Long Beach is part of a much larger area that is not as closely tied with aerospace. The big difference between that and Detroit is that Detroit is part of a larger region that is heavily tied in with a declining industry - manufacturing.
Huh, I clicked on the GM advertisement on the side of the article, and was delighted with the rock video/blurb about the U.S. auto industry's "re:Invention."
"Because the only chapter we're focused on is chapter one." "Fewer, stronger brands."
One helluva relaxing techno-deephouse-acidjazz soundtrack to the GM Volt proving grounds infomercial thing. Frank Weber is the fucking smooth piano playing design mind.
I feel better now. Detroit is going to blow doors on Long Beach, yo.
I read that $3.6 million of stimulus money could be used to level the Michigan Central Station. Quite a building.
Yo-Yo Ma
Interesting article. A couple points from someone that has a unique perspective. I grew up in the backyard of MacDac's Aerospace facility in Huntington Beach and remember the issues the author cited regarding the "expected" demise of SoCal back in the late 80s and early 90s. For the last two years I've lived in Detroit attempting to help right the ship at GM. LA never had the "unionist entitlement" attitude that pervades Southern Michigan and also got over its racism years ago. Detroit on the other hand is more like the post-Watts Riots LA of 1966 and 67 relative to racism. Read the Detroit Free Press for the litany of race related issues that infest Detroit. SoCal folks are "can do" people that work hard to make a buck. Detroit saw this day coming years ago but ignored it. GM was on the rocks over 20 years ago. Now they want us to step in and save their precious over-market jobs and gold plated benefit plans. I'm so thankful to be leaving this place behind!
While in general I agree with the libertarianism espoused by Reason ( I did have a subscription for 3 years , after all) there are two points that the editors and writers of the magazine tend to have their heads stuck in the sand about:
A. Uncontrolled illegal immigration into the quasi-welfare state US
B. Economics
Any idea that there might be even the slightest problem with illegal immigration is roundly derided, and the editors and writers are only slightly less likely than usual to pull the "racist" card.
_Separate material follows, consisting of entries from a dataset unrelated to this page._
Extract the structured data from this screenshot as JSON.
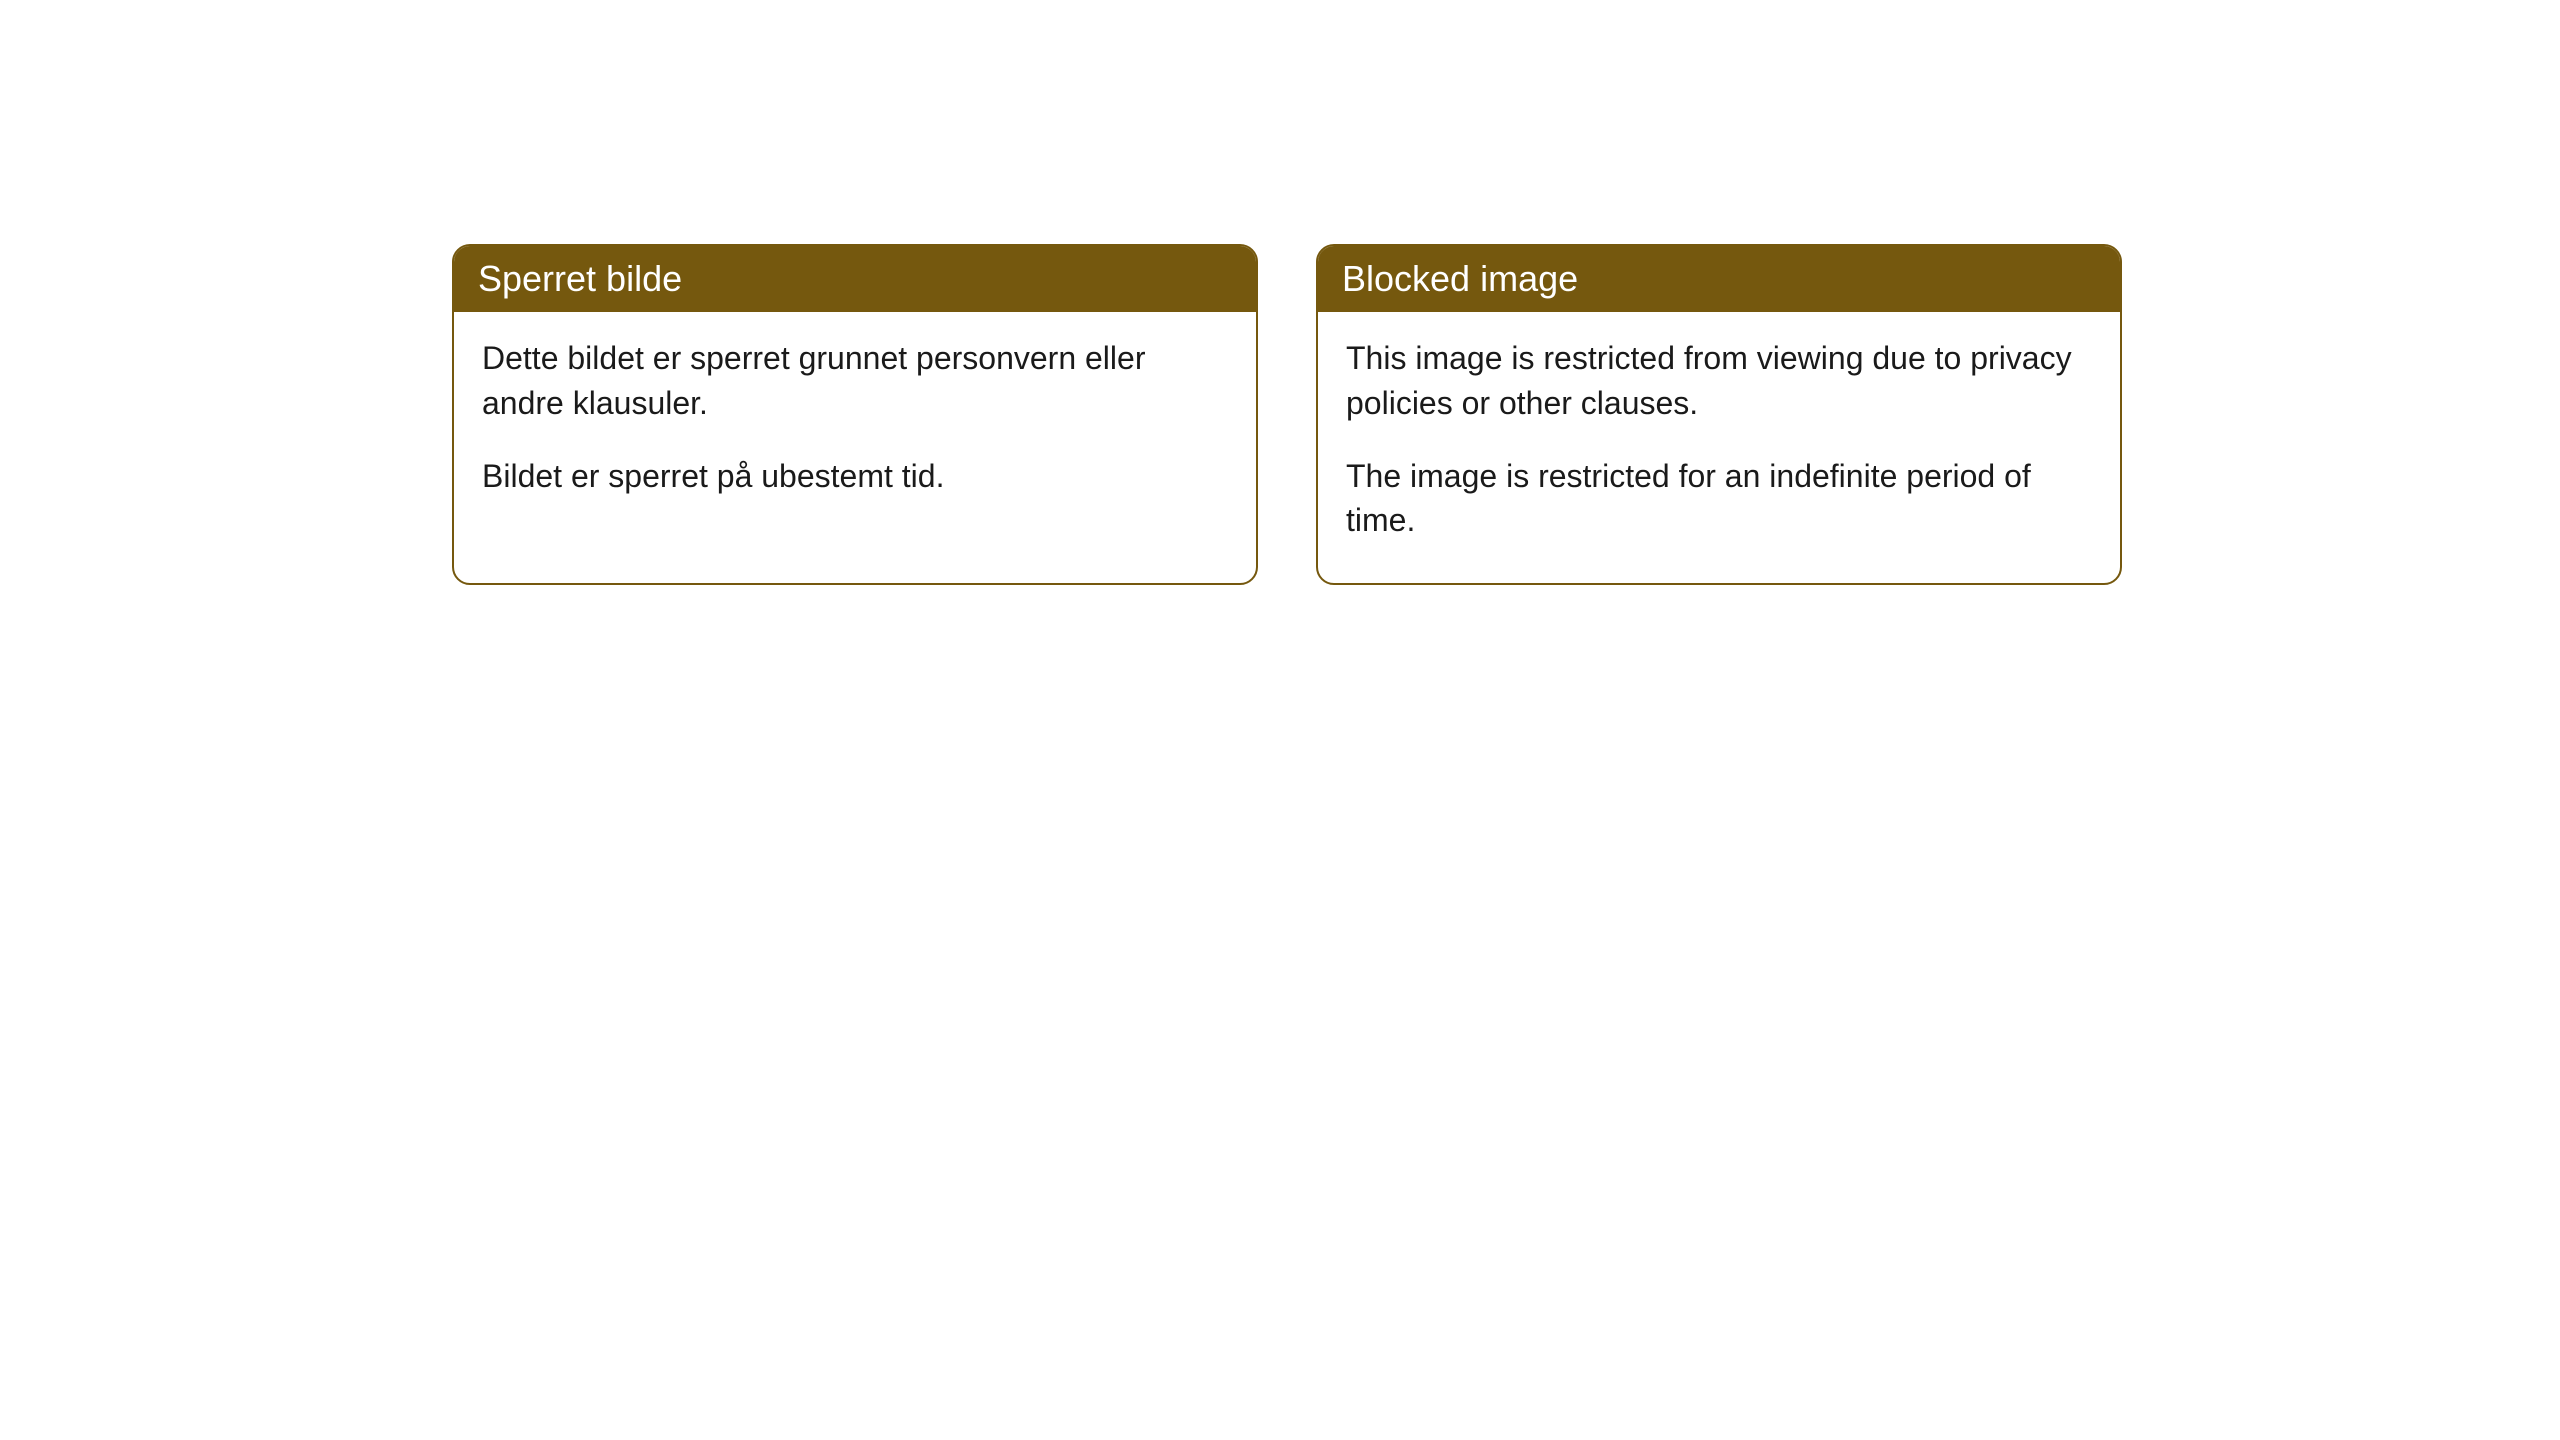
{
  "cards": [
    {
      "header": "Sperret bilde",
      "paragraph1": "Dette bildet er sperret grunnet personvern eller andre klausuler.",
      "paragraph2": "Bildet er sperret på ubestemt tid."
    },
    {
      "header": "Blocked image",
      "paragraph1": "This image is restricted from viewing due to privacy policies or other clauses.",
      "paragraph2": "The image is restricted for an indefinite period of time."
    }
  ],
  "styling": {
    "header_bg_color": "#75580e",
    "header_text_color": "#ffffff",
    "border_color": "#75580e",
    "body_bg_color": "#ffffff",
    "body_text_color": "#1a1a1a",
    "border_radius": 18,
    "header_fontsize": 36,
    "body_fontsize": 32
  }
}
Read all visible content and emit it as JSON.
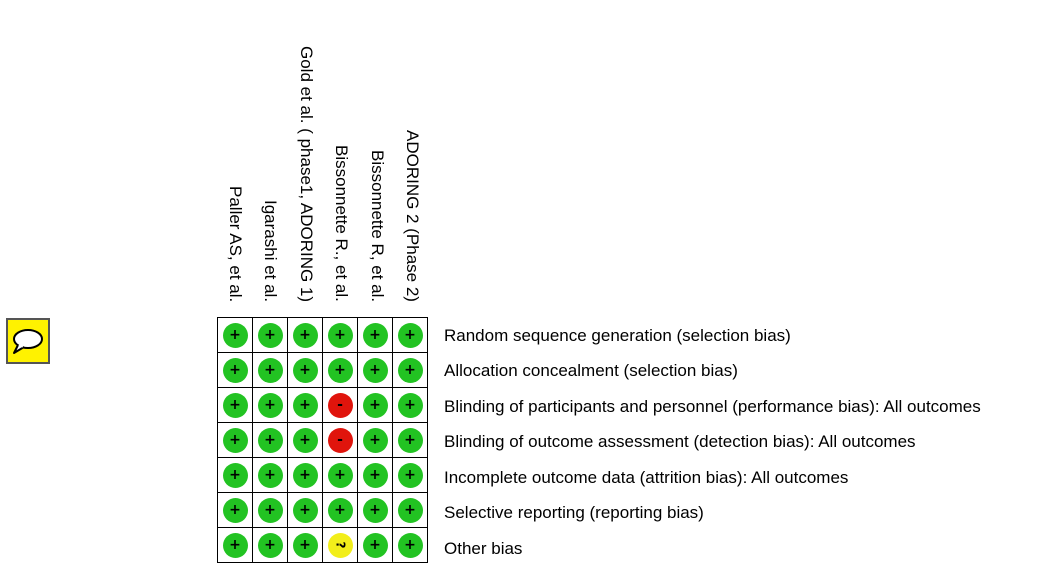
{
  "chart_data": {
    "type": "table",
    "studies": [
      "Paller AS, et al.",
      "Igarashi et al.",
      "Gold et al. ( phase1, ADORING 1)",
      "Bissonnette R., et al.",
      "Bissonnette R, et al.",
      "ADORING 2 (Phase 2)"
    ],
    "domains": [
      "Random sequence generation (selection bias)",
      "Allocation concealment (selection bias)",
      "Blinding of participants and personnel (performance bias): All outcomes",
      "Blinding of outcome assessment (detection bias): All outcomes",
      "Incomplete outcome data (attrition bias): All outcomes",
      "Selective reporting (reporting bias)",
      "Other bias"
    ],
    "judgements": [
      [
        "low",
        "low",
        "low",
        "low",
        "low",
        "low"
      ],
      [
        "low",
        "low",
        "low",
        "low",
        "low",
        "low"
      ],
      [
        "low",
        "low",
        "low",
        "high",
        "low",
        "low"
      ],
      [
        "low",
        "low",
        "low",
        "high",
        "low",
        "low"
      ],
      [
        "low",
        "low",
        "low",
        "low",
        "low",
        "low"
      ],
      [
        "low",
        "low",
        "low",
        "low",
        "low",
        "low"
      ],
      [
        "low",
        "low",
        "low",
        "unclear",
        "low",
        "low"
      ]
    ],
    "symbols": {
      "low": "+",
      "high": "-",
      "unclear": "?"
    },
    "colors": {
      "low": "#22c322",
      "high": "#e0140c",
      "unclear": "#f2ee1a"
    }
  },
  "icons": {
    "comment": "speech-bubble-icon"
  }
}
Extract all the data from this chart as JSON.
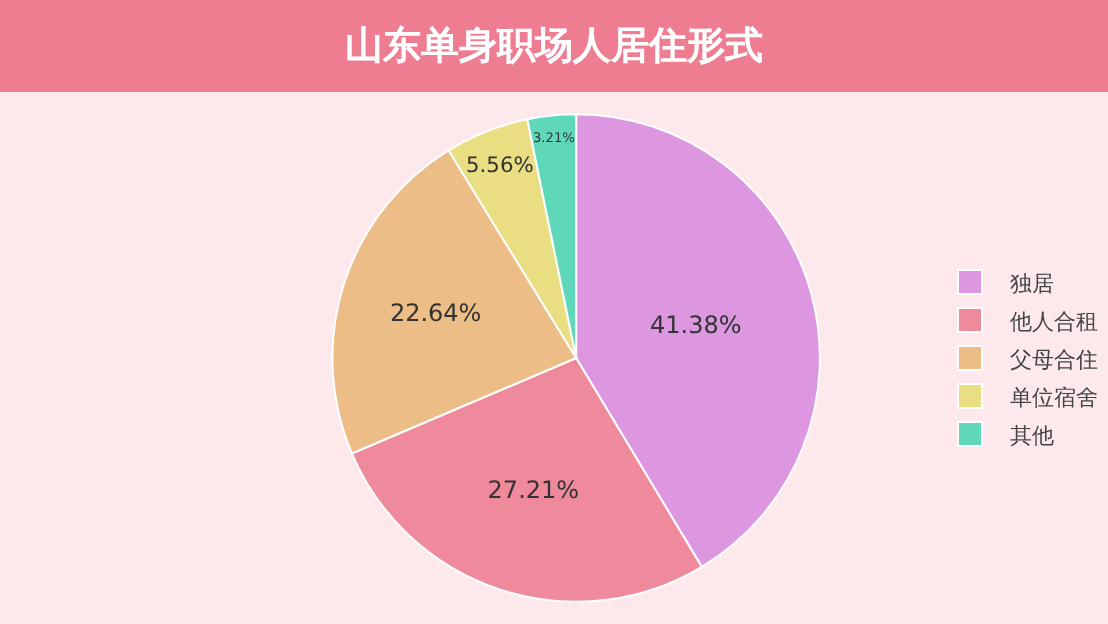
{
  "chart_data": {
    "type": "pie",
    "title": "山东单身职场人居住形式",
    "categories": [
      "独居",
      "他人合租",
      "父母合住",
      "单位宿舍",
      "其他"
    ],
    "values": [
      41.38,
      27.21,
      22.64,
      5.56,
      3.21
    ],
    "value_labels": [
      "41.38%",
      "27.21%",
      "22.64%",
      "5.56%",
      "3.21%"
    ],
    "colors": [
      "#dd96e0",
      "#ee8a9c",
      "#ecbd86",
      "#e9de82",
      "#5ed8b8"
    ],
    "legend": "right"
  }
}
Meanwhile, the most simplistic of economic models is trotted out again and again. The fact is , economic models is based on the psychology that humans use when trading. Despite various attempts, no one fully understands human psychology but you'd never know that reading the usual Reason screed about the infinite benefits of global trade.
Southern California, Matt, is dying. As is your state as a whole (see the various articles in your own Rag about the state budget crises) as middle class tax payers flee for other climates while poor and mostly less-educated people replace them. The ability of California to maintain its basic infrastructure -let alone its technological base -is called into question. Meanwhile MOST of your economy over the past ten years was based on the very silliness you celebrate: A housing bubble (not over yet-just wait till the option ARMS's kick in) based on little to no lending standards and corrupt government regulators -not to mention a supply of willing, cheap, illegal labor. You've also got a tourist industry - hey, I live in Baltimore - we have a tourism industry too!
In any case , in part because your policy proscriptions for your state are so wrong-headed (being based on a glass is not only HALF full it IS full version of the world) you and Reason will fully deserve the consequences of your ideological blind spots.
How funny, I found this article via a follower's/follower's tweet and I KNOW that XXX Theatre you mention.
My (ex)husband lived in the neighborhood behind the Cloveroom when we first dated.
In response to your commenters comments, I heard Joe Jost's was originally on Pine Avenue? Also, if you ache for Acres memories, just put "Acres of Books" in youtube search!